I leaned in to him as though I’d been standing on the sidewalk the whole time. Astonishment, and a fair amount of shock, had taken hold.
Gazing up at him, I asked, “Have you felt that? Is this what Jehovah feels all the time? No wonder He likes us so much. We are amazing, complex beings.”
“You even more so.”
I shook my head. “That’s where you’re wrong.” Stepping out of his hold, I leveled my best serious stare on him. “If this has taught me anything, Reyes, it’s that humans are incredible. They are each worthy of life. Well, most of them. And each and every one deserves the right to be equal. To be safe. To be fed and sheltered. Part of me understands why He doesn’t step in. Why He doesn’t just make it all right. Their free will is an astonishing gift.”
“One that most squander.”
“No. Not most. There is more good in the world than bad. They are still learning.”
“They?”
I questioned him with a tilt of my head.
“You said they.”
“Well, yeah, but I meant—”
He grinned and turned to walk away. “Mission accomplished.”

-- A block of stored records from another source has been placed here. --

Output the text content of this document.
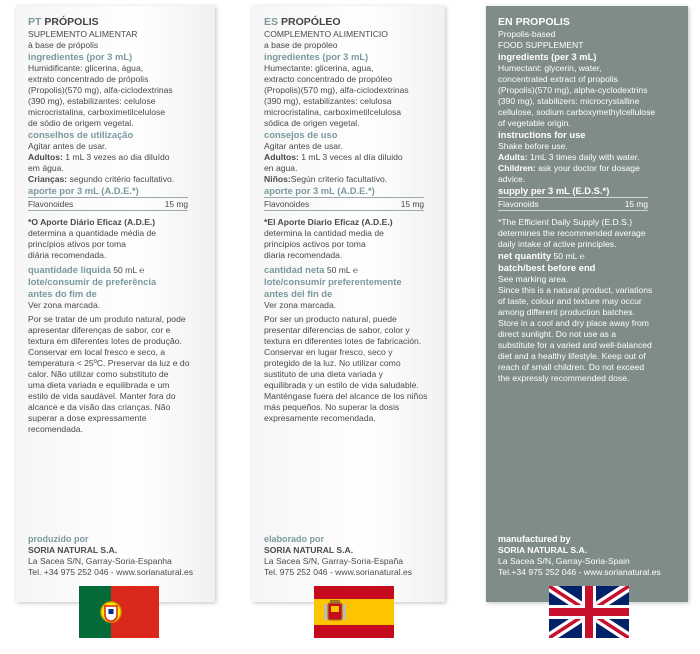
PT PRÓPOLIS
SUPLEMENTO ALIMENTAR
à base de própolis
ingredientes (por 3 mL)
Humidificante: glicerina, água,
extrato concentrado de própolis
(Propolis)(570 mg), alfa-ciclodextrinas
(390 mg), estabilizantes: celulose
microcristalina, carboximetilcelulose
de sódio de origem vegetal.
conselhos de utilização
Agitar antes de usar.
Adultos: 1 mL 3 vezes ao dia diluído
em água.
Crianças: segundo critério facultativo.
aporte por 3 mL (A.D.E.*)
Flavonoides	15 mg
*O Aporte Diário Eficaz (A.D.E.)
determina a quantidade média de
princípios ativos por toma
diária recomendada.
quantidade líquida 50 mL ℮
lote/consumir de preferência
antes do fim de
Ver zona marcada.
Por se tratar de um produto natural, pode
apresentar diferenças de sabor, cor e
textura em diferentes lotes de produção.
Conservar em local fresco e seco, a
temperatura < 25ºC. Preservar da luz e do
calor. Não utilizar como substituto de
uma dieta variada e equilibrada e um
estilo de vida saudável. Manter fora do
alcance e da visão das crianças. Não
superar a dose expressamente
recomendada.
produzido por
SORIA NATURAL S.A.
La Sacea S/N, Garray-Soria-Espanha
Tel. +34 975 252 046 - www.sorianatural.es
ES PROPÓLEO
COMPLEMENTO ALIMENTICIO
a base de propóleo
ingredientes (por 3 mL)
Humectante: glicerina, agua,
extracto concentrado de propóleo
(Propolis)(570 mg), alfa-ciclodextrinas
(390 mg), estabilizantes: celulosa
microcristalina, carboximetilcelulosa
sódica de origen vegetal.
consejos de uso
Agitar antes de usar.
Adultos: 1 mL 3 veces al día diluido
en agua.
Niños:Según criterio facultativo.
aporte por 3 mL (A.D.E.*)
Flavonoides	15 mg
*El Aporte Diario Eficaz (A.D.E.)
determina la cantidad media de
principios activos por toma
diaria recomendada.
cantidad neta 50 mL ℮
lote/consumir preferentemente
antes del fin de
Ver zona marcada.
Por ser un producto natural, puede
presentar diferencias de sabor, color y
textura en diferentes lotes de fabricación.
Conservar en lugar fresco, seco y
protegido de la luz. No utilizar como
sustituto de una dieta variada y
equilibrada y un estilo de vida saludable.
Manténgase fuera del alcance de los niños
más pequeños. No superar la dosis
expresamente recomendada.
elaborado por
SORIA NATURAL S.A.
La Sacea S/N, Garray-Soria-España
Tel. 975 252 046 - www.sorianatural.es
EN PROPOLIS
Propolis-based
FOOD SUPPLEMENT
ingredients (per 3 mL)
Humectant: glycerin, water,
concentrated extract of propolis
(Propolis)(570 mg), alpha-cyclodextrins
(390 mg), stabilizers: microcrystalline
cellulose, sodium carboxymethylcellulose
of vegetable origin.
instructions for use
Shake before use.
Adults: 1mL 3 times daily with water.
Children: ask your doctor for dosage
advice.
supply per 3 mL (E.D.S.*)
Flavonoids	15 mg
*The Efficient Daily Supply (E.D.S.)
determines the recommended average
daily intake of active principles.
net quantity 50 mL ℮
batch/best before end
See marking area.
Since this is a natural product, variations
of taste, colour and texture may occur
among different production batches.
Store in a cool and dry place away from
direct sunlight. Do not use as a
substitute for a varied and well-balanced
diet and a healthy lifestyle. Keep out of
reach of small children. Do not exceed
the expressly recommended dose.
manufactured by
SORIA NATURAL S.A.
La Sacea S/N, Garray-Soria-Spain
Tel.+34 975 252 046 - www.sorianatural.es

“No, I meant us. We. I’m still human. And hey!” I caught up to him and tugged on his shirt. “You pushed me off a building.”
“What about it?”
“Well, that was rude.”
* * *
Nothing made a girl hungrier than being thrown off a building. Reyes and I sat at Rustic on the Green, eating an incredible green chile burger, when Cookie called.
“Hey, Cook. How was Amber’s day at school?”
“Oh, great. Thank you so much for having Osh stay with her. It really set my mind at ease.”
“I’m glad. So, what’s up?”
“First, how did your day with Mr. Farrow go?”
“Wonderful. We went to the Sahara. And he threw me off a building. Other than the building thing, it was fab.”